George Mason University

News at Mason

Freshman enjoys 'real world' at Mason

October 9, 2018   /   by Damian Cristodero

John Marin is a freshman economics major and a member of Mason's Honors College.

John Marin said he finds little to complain about these days.

Especially at times when the George Mason University freshman recalls growing up in Cairo in his native Egypt, when the terrorist group ISIS was blowing up Coptic churches, including the one where his family worshipped.

“I see people complain about college stress or classes. OK, you have a right to be stressed,” Marin said. “But when you faced what my family did, and then you face minor inconveniences, they’re just like an itch you brush off.”

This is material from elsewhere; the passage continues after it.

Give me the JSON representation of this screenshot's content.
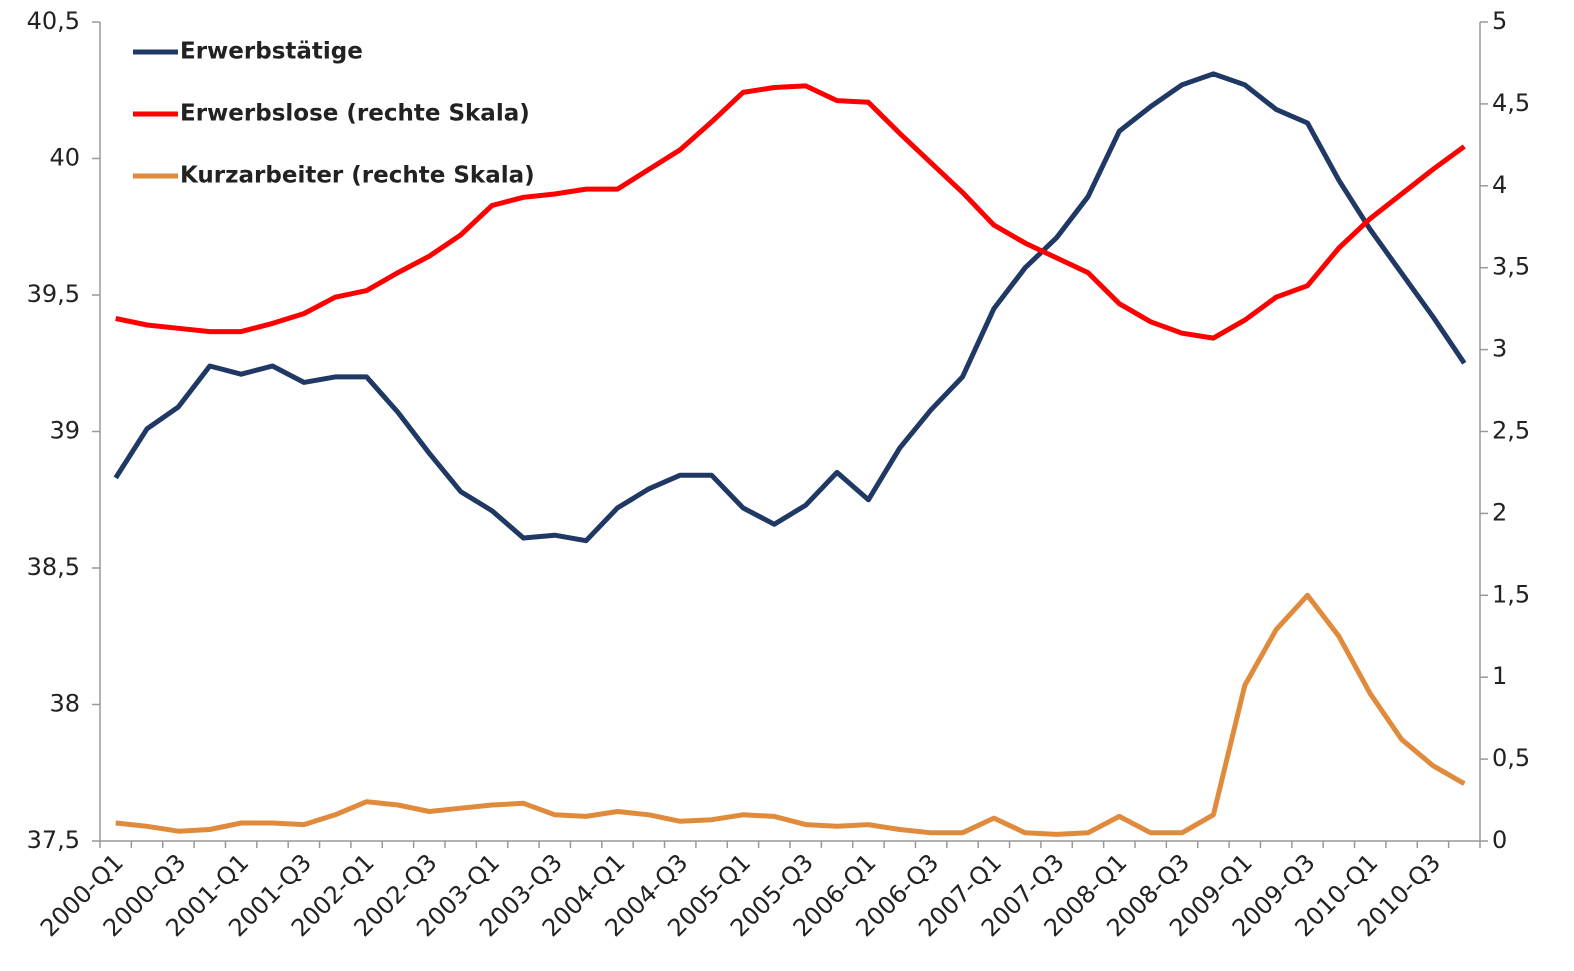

That said, Marin does not take his time at Mason for granted. The economics major is a member of the Honors College, and as a University Scholar he attends Mason tuition-free.

“I’m actually very thankful every day for this opportunity and being in the United States,” Marin said. “Whenever I start doubting myself, thinking this is too much pressure on me, I think of how blessed I am to have this scholarship.”

Marin’s family came to the United States in 2012, settling in Houston, Texas, where they still reside. The family briefly moved to Vienna, Virginia, in 2017 after Hurricane Harvey inundated Houston with more than 60 inches of rain. Marin missed the first month of his senior year at James Madison High School in Vienna because of the move.

His dream is to attend law school, and he figures an economics degree is a good way to distinguish himself in the application process among those with degrees in majors such as government and political science.

Besides, Marin said, his main interests are business and corporate law, so studying economics seems to make the most sense.

“To come to a new high school and blow his senior year away and do so well, that was extraordinary to me,” said Andy Hoefer, assistant dean at the Honors College. “He had a track record of leading, and to come here and to immediately find a place and do well is just outstanding.”

Marin, who studied English in Egypt before coming to the United States, said Mason’s dedication to inclusion helped ease his transition.

“With law, you’re going to deal with a lot of people with different beliefs, different cultures, different religions,” Marin said. “This is one of the best places to prepare you for that. You’re not going to go into a homogeneous society where all people look the same. This is the real world.”